Romanelli Robert J, Nolting Laura, Dolginsky Marina, Kym Eunice, Orrico Kathleen B
From the Palo Alto Medical Foundation Research Institute, Palo Alto, CA (R.J.R., L.N., M.D.); and Department of Clinical Pharmacy, University of California, San Francisco (E.K., K.B.O.).
Circ Cardiovasc Qual Outcomes. 2016 Mar;9(2):126-34. doi: 10.1161/CIRCOUTCOMES.115.002369. Epub 2016 Jan 26.
Trial data for the benefits and risks of dabigatran versus warfarin in the treatment of nonvalvular atrial fibrillation are lacking. We sought to review real-world observational evidence for the comparative effectiveness and safety of these agents.
A systematic search of multiple databases was conducted from first available date to March 10, 2015 for longitudinal, observational studies comparing dabigatran with warfarin. Two reviewers evaluated studies for eligibility and extracted hazard ratios for ischemic stroke and gastrointestinal and intracranial bleeding. hazard ratios were pooled using random-effects meta-analysis. Metaregression was performed to assess treatment-effect heterogeneity. We identified 232 unique citations.
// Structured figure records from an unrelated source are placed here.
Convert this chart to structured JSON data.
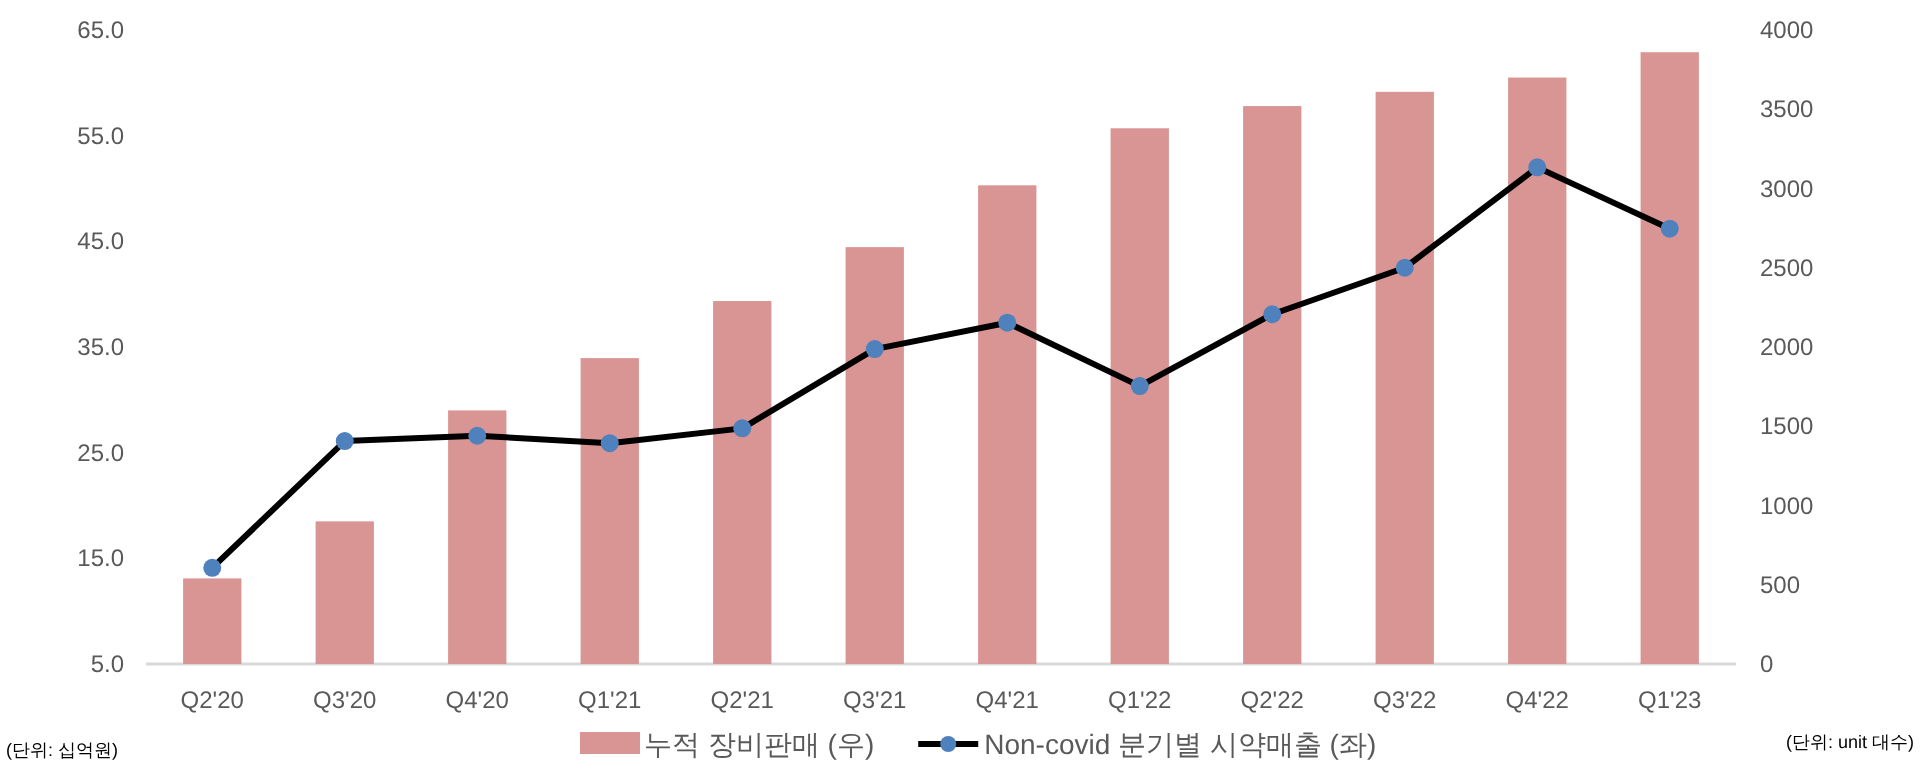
{
  "chart_data": {
    "type": "bar",
    "categories": [
      "Q2'20",
      "Q3'20",
      "Q4'20",
      "Q1'21",
      "Q2'21",
      "Q3'21",
      "Q4'21",
      "Q1'22",
      "Q2'22",
      "Q3'22",
      "Q4'22",
      "Q1'23"
    ],
    "series": [
      {
        "name": "누적 장비판매 (우)",
        "axis": "y2",
        "color": "#d99594",
        "values": [
          540,
          900,
          1600,
          1930,
          2290,
          2630,
          3020,
          3380,
          3520,
          3610,
          3700,
          3860
        ]
      },
      {
        "name": "Non-covid 분기별 시약매출 (좌)",
        "type": "line",
        "axis": "y",
        "color": "#000000",
        "marker": "circle",
        "values": [
          14.1,
          26.1,
          26.6,
          25.9,
          27.3,
          34.8,
          37.3,
          31.3,
          38.1,
          42.5,
          52.0,
          46.2
        ]
      }
    ],
    "ylim": [
      5,
      65
    ],
    "yticks": [
      {
        "value": 5,
        "label": "5.0"
      },
      {
        "value": 15,
        "label": "15.0"
      },
      {
        "value": 25,
        "label": "25.0"
      },
      {
        "value": 35,
        "label": "35.0"
      },
      {
        "value": 45,
        "label": "45.0"
      },
      {
        "value": 55,
        "label": "55.0"
      },
      {
        "value": 65,
        "label": "65.0"
      }
    ],
    "y2lim": [
      0,
      4000
    ],
    "y2ticks": [
      0,
      500,
      1000,
      1500,
      2000,
      2500,
      3000,
      3500,
      4000
    ],
    "legend": "bottom",
    "grid": false,
    "annotations": [
      "(단위: 십억원)",
      "(단위: unit 대수)"
    ]
  }
}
Seven retrospective cohort studies met study eligibility criteria, with 348 750 patients and a mean follow-up of 2.2 years. In pooled analyses, dabigatran-150 mg was not superior to warfarin in preventing stroke (hazard ratio, 0.92; 95% confidence interval, 0.84-1.01; P=0.066), but had a significantly lower hazard of intracranial bleeding (0.44; 0.34-0.59; P<0.001). Dabigatran-150 mg had a significantly greater hazard of gastrointestinal bleeding than warfarin (1.23; 1.01-1.50; P=0.041), which was potentiated in studies of older (elderly) versus younger populations (median/mean age, ≥75 versus <75 years; β=1.53; 95% confidence interval, 1.10-2.14; P=0.020).
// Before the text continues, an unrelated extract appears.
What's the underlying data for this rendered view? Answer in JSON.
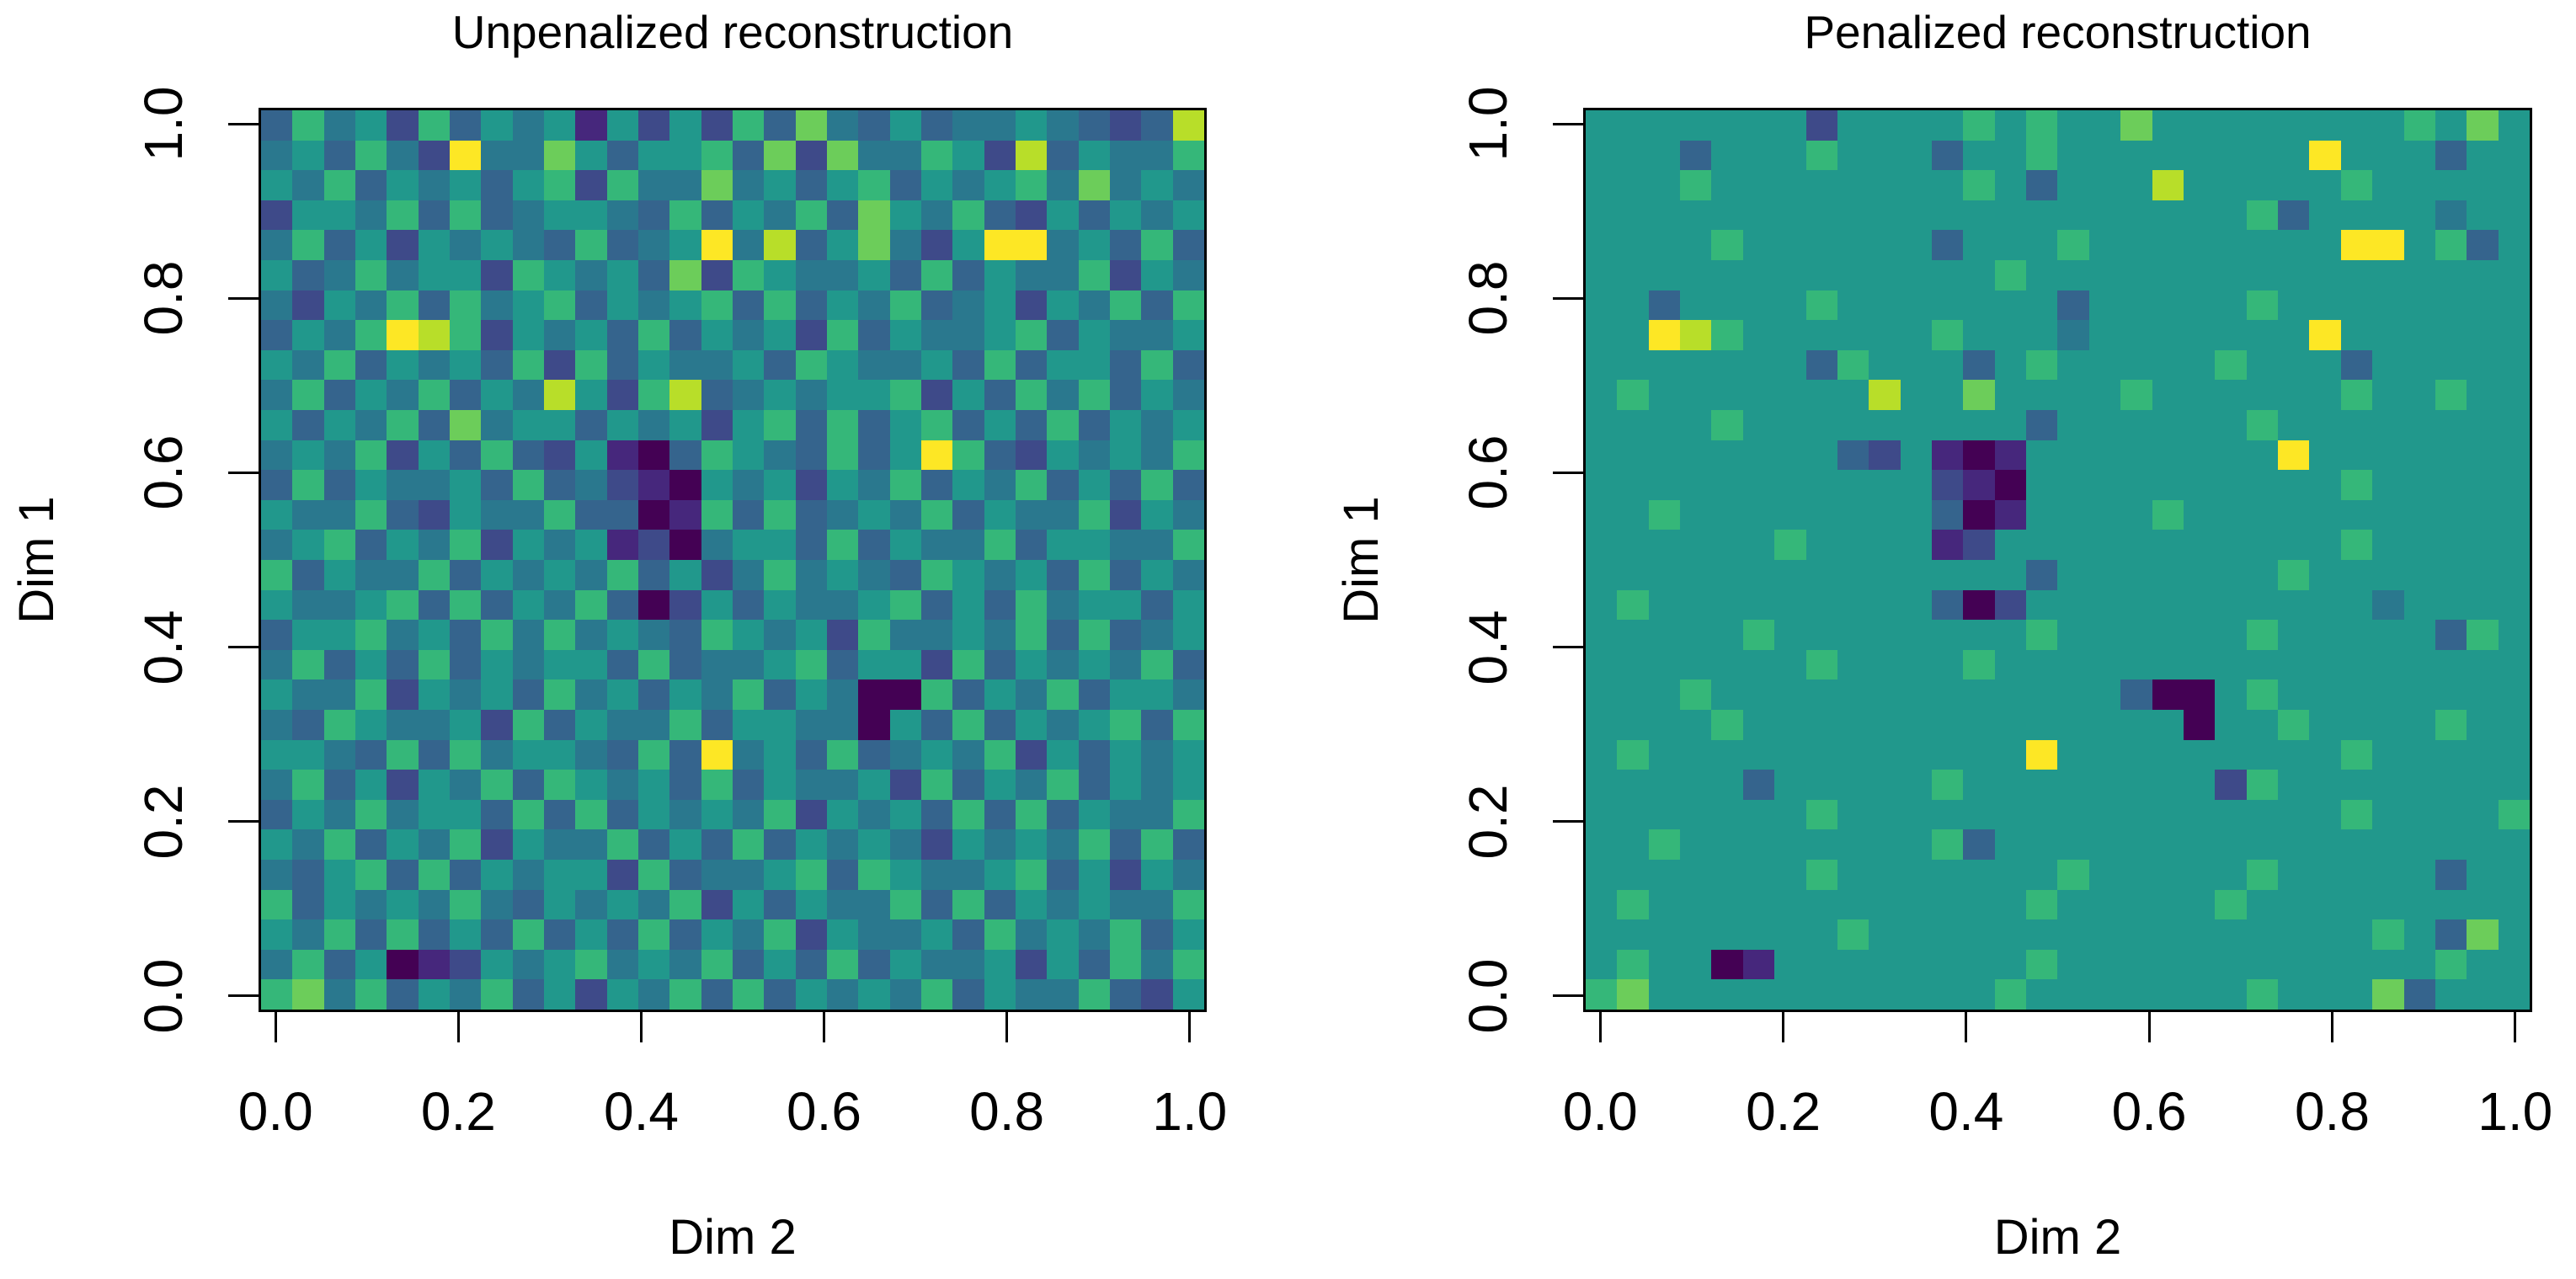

In real-world clinical practice, dabigatran is comparable with warfarin in preventing ischemic stroke among patients with nonvalvular atrial fibrillation. However, dabigatran is associated with a lower risk for intracranial bleeding relative to warfarin, but-particularly among the elderly-a greater risk for gastrointestinal bleeding. Bleeding outcomes from observational studies are consistent with those from the pivotal Randomized Evaluation of Long-Term Anticoagulation Therapy trial.
在非瓣膜性心房颤动治疗中,达比加群与华法林疗效及安全性对比的试验数据尚缺。我们试图回顾关于这些药物相对有效性及安全性的真实世界观察性证据。
从各数据库最早可用日期至2015年3月10日,对比较达比加群与华法林的纵向观察性研究进行系统检索。两名审阅者评估研究的合格性,并提取缺血性卒中、胃肠道及颅内出血的风险比。使用随机效应荟萃分析汇总风险比。进行Meta回归以评估治疗效应异质性。我们识别出232条独特的引文。七项回顾性队列研究符合研究合格标准,涉及348750例患者,平均随访2.2年。在汇总分析中,达比加群150mg在预防卒中方面不优于华法林(风险比,0.92;95%置信区间,0.84 - 1.01;P = 0.066),但颅内出血风险显著更低(0.44;0.34 - 0.59;P < 0.001)。达比加群150mg胃肠道出血风险显著高于华法林(1.23;1.01 - 1.50;P = 0.041),在老年与年轻人群研究中(年龄中位数/均值,≥75岁对<75岁;β = 1.53;95%置信区间,1.10 - 2.14;P = 0.020)这种差异更为明显。
在真实世界临床实践中,达比加群在预防非瓣膜性心房颤动患者缺血性卒中方面与华法林相当。然而,相对于华法林,达比加群颅内出血风险更低,但尤其是在老年人中,胃肠道出血风险更高。观察性研究的出血结局与关键的长期抗凝治疗随机评估试验结果一致。